$include_dir="/home/hyper-archives/boost/include"; include("$include_dir/msg-header.inc") ?>
Subject: Re: [boost] [gsoc] Request Feedback for Boost.Ustr Unicode String	Adapter
From: Phil Endecott (spam_from_boost_dev_at_[hidden])
Date: 2011-08-14 10:12:44
Soares Chen Ruo Fei wrote:
>> with non-Unicode CJK encodings
>> like Shift-JIS or GBK there is no
>> way to go backward
> Ahh I see so that's quite nasty, but actually it still can be done
> with the sacrifice on efficiency. Basically since the iterator already
> has the begin and end boundary iterators it can simply reiterate all
> over from the beginning of the string. Although doing so is roughly
> O(N^2) it shouldn't make significant impact as developers rarely use
> this multi-byte encoding and even seldom use the reverse decoding
> function.
As a general point, I believe it's a bad idea to hide a surprise like 
O(N^2) instead of O(N) complexity in a "rare" case.  Doing so means 
that users will implement something that seems to work, and then get 
bitten later when it doesn't work in the field.  (For example, the 
first time that a customer in Japan tries to process a 1 MB file and it 
takes a million times longer than expected.)

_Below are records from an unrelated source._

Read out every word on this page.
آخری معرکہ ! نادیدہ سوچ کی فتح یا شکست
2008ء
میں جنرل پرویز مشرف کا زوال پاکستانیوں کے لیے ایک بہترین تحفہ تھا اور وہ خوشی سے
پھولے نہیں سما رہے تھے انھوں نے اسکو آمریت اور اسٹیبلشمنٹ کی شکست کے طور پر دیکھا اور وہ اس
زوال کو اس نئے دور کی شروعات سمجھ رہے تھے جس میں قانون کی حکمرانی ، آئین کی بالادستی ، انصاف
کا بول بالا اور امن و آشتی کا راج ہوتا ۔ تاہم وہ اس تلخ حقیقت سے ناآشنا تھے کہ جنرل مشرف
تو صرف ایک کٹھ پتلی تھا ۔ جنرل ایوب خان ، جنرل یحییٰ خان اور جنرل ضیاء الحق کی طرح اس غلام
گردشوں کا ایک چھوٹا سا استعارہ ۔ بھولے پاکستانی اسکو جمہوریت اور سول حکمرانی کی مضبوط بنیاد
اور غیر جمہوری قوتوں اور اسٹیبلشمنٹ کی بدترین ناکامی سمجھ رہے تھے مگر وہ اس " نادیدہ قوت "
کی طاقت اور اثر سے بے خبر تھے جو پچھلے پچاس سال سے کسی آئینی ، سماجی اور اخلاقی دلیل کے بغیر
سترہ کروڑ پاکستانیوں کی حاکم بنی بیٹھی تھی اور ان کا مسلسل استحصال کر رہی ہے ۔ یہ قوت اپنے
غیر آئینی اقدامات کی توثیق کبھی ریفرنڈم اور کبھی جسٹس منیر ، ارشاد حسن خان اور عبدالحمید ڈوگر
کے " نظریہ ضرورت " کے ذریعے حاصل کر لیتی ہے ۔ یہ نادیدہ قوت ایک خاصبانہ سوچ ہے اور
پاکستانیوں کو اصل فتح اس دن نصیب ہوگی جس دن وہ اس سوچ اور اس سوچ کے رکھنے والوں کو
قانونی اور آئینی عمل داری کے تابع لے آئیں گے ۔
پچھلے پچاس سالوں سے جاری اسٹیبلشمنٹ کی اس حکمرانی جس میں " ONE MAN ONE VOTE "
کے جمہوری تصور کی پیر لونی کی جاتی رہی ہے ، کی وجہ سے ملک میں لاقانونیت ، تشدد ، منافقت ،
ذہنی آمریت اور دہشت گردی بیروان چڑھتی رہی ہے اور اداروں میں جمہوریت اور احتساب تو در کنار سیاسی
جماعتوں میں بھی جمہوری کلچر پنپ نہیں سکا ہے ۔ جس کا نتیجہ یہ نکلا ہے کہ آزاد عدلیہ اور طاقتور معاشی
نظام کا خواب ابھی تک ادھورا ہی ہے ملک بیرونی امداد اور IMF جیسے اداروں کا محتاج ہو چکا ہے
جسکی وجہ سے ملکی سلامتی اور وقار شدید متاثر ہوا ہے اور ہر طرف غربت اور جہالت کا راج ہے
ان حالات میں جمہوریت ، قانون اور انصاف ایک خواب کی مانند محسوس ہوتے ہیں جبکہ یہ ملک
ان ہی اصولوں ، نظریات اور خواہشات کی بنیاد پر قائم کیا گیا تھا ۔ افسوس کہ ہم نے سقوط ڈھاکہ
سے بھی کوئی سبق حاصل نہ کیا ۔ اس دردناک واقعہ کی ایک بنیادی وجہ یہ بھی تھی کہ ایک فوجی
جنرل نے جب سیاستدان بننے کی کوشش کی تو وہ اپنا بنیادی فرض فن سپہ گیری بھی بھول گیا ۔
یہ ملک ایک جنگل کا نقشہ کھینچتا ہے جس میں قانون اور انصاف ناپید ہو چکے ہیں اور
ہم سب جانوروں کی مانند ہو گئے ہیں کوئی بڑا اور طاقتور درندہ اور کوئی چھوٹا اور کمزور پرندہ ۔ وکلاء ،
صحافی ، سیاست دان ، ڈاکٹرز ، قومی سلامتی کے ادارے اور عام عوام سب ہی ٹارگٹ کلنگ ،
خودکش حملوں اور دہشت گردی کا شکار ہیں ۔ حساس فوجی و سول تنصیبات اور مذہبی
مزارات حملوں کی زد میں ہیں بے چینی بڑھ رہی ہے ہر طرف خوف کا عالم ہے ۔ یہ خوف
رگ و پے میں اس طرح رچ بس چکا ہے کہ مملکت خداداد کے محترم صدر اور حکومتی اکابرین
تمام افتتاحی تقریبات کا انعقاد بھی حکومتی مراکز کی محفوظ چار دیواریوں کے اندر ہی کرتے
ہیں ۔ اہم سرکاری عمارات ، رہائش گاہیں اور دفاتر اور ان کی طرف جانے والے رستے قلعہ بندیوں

It would be better to not provide the inefficient case at all.  Compare 
with how std::list doesn't provide random access, even though it could 
do so in O(N).  Looking at your character set iterator, it seems to me 
that you could have a forward-only iterator and a bidirectional 
iterator for UTF, but only the former for these other encodings.  Not 
storing the begin iterator when only forward iteration is needed also 
saves space.
Regards,  Phil.